In the readme of LsqFit they pass a 2d array as x. I think you passed an array of arrays.

@. multimodel(x, p) = p[1]*exp(-x[:, 1]*p[2]+x[:, 2]*p[3])

This is where I don’t get the readme. If I pass a 2D array the first thing is that my independent variable arrays have to have the same length which they don’t have.
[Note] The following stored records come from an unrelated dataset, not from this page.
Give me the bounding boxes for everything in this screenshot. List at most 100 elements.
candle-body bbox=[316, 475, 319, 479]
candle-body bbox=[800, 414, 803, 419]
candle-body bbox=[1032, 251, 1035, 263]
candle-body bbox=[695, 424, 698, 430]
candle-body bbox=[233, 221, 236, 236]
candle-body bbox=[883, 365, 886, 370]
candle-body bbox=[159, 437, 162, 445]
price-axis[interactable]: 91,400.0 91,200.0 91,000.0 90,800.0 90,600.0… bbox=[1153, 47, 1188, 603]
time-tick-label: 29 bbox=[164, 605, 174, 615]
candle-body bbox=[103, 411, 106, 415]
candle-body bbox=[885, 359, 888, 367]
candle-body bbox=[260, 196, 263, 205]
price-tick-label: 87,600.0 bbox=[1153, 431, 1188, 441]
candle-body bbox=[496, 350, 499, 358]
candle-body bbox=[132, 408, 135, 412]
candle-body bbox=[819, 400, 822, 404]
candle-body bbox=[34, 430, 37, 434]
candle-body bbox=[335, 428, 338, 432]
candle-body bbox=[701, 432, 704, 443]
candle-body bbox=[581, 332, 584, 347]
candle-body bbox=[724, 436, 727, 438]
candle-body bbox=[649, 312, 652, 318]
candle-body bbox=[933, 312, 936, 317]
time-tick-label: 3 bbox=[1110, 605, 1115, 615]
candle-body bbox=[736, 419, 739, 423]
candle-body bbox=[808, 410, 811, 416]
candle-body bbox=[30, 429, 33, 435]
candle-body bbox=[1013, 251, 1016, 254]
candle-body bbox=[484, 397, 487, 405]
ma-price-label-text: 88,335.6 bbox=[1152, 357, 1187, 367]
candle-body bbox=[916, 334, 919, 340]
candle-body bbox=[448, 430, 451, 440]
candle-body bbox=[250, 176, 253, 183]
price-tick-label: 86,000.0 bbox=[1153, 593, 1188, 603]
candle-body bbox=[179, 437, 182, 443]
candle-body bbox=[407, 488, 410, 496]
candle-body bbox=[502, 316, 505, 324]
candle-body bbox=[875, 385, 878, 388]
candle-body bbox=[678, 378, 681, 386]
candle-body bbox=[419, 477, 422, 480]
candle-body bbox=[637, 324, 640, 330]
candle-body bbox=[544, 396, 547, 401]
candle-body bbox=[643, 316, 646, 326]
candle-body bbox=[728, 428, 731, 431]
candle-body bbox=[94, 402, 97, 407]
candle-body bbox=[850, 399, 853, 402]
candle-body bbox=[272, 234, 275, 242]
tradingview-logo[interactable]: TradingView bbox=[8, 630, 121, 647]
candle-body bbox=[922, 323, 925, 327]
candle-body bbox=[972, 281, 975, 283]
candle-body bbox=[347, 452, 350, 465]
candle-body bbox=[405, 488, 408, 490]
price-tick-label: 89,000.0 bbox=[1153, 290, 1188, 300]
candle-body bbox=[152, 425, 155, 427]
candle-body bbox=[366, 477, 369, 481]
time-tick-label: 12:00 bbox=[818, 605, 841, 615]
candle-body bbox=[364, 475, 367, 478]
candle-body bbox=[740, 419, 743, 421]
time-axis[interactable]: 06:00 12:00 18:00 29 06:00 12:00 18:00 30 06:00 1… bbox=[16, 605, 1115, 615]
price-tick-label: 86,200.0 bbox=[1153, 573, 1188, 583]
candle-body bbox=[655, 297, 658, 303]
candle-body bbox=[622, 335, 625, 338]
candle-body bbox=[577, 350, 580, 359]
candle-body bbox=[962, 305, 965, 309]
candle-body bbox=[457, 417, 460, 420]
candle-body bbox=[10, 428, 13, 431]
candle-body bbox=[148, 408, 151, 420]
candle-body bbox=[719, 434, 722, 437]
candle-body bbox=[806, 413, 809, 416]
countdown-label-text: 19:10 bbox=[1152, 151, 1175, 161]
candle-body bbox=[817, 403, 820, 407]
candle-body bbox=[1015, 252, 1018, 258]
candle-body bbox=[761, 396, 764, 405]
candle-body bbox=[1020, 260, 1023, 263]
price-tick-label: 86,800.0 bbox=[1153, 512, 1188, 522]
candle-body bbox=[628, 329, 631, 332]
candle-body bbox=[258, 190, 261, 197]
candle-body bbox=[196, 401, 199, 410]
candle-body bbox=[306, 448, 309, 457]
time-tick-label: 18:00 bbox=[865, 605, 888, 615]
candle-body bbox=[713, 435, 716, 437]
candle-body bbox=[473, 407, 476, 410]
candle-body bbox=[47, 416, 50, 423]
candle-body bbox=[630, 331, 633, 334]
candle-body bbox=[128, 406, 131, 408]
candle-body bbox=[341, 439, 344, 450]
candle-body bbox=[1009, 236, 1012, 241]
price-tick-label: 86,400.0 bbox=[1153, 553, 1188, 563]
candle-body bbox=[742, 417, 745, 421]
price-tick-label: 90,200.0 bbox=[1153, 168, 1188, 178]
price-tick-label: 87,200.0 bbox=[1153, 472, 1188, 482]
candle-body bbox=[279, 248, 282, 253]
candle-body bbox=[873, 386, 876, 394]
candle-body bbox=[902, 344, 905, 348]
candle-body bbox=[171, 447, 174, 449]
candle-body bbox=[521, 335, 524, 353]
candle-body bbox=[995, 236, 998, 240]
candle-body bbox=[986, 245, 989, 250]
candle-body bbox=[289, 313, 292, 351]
And secondly that the multimodel function from the readme returns a 1D array instead of a 2D array.

maybe try something like this

function multimodel(x, p)
    a = x[:,1]
    t = x[:,2]
    α = p[1]
    τ = p[2]
    @. α * a * τ * t^2
end

a = []
t = []
trange = -1.0:0.1:1.0
arange = 0.0:0.1:1.0
for _t in trange , _a in arange
    push!(a,_a)
    push!(t,_t)
end

p = [0.9,1.1]
x = [a t]

y = multimodel(x, p) + 0.1 * rand(size(a,1))

using Plots
Plots.plot(a,t,y,seriestype=:surface)
3 Likes

Yes! This works! That really helps a lot. Thank you! :star_struck:

Okay, now I see what you wanted to do. Do you realize why the suggestion worked?

To use LsqFit you need to provide a number (N) of observations. In your case, the observations are chosen by you: you want to sample a the full tensor grid defined by two (in this case) vectors. Then you have to consider each combination/point as one observation. This obviously means that some as are going to be repeated for some ts and vice versa. This is the part I didn’t understand when you said “why do a and t have to be of the same length” - well because you need N pairs!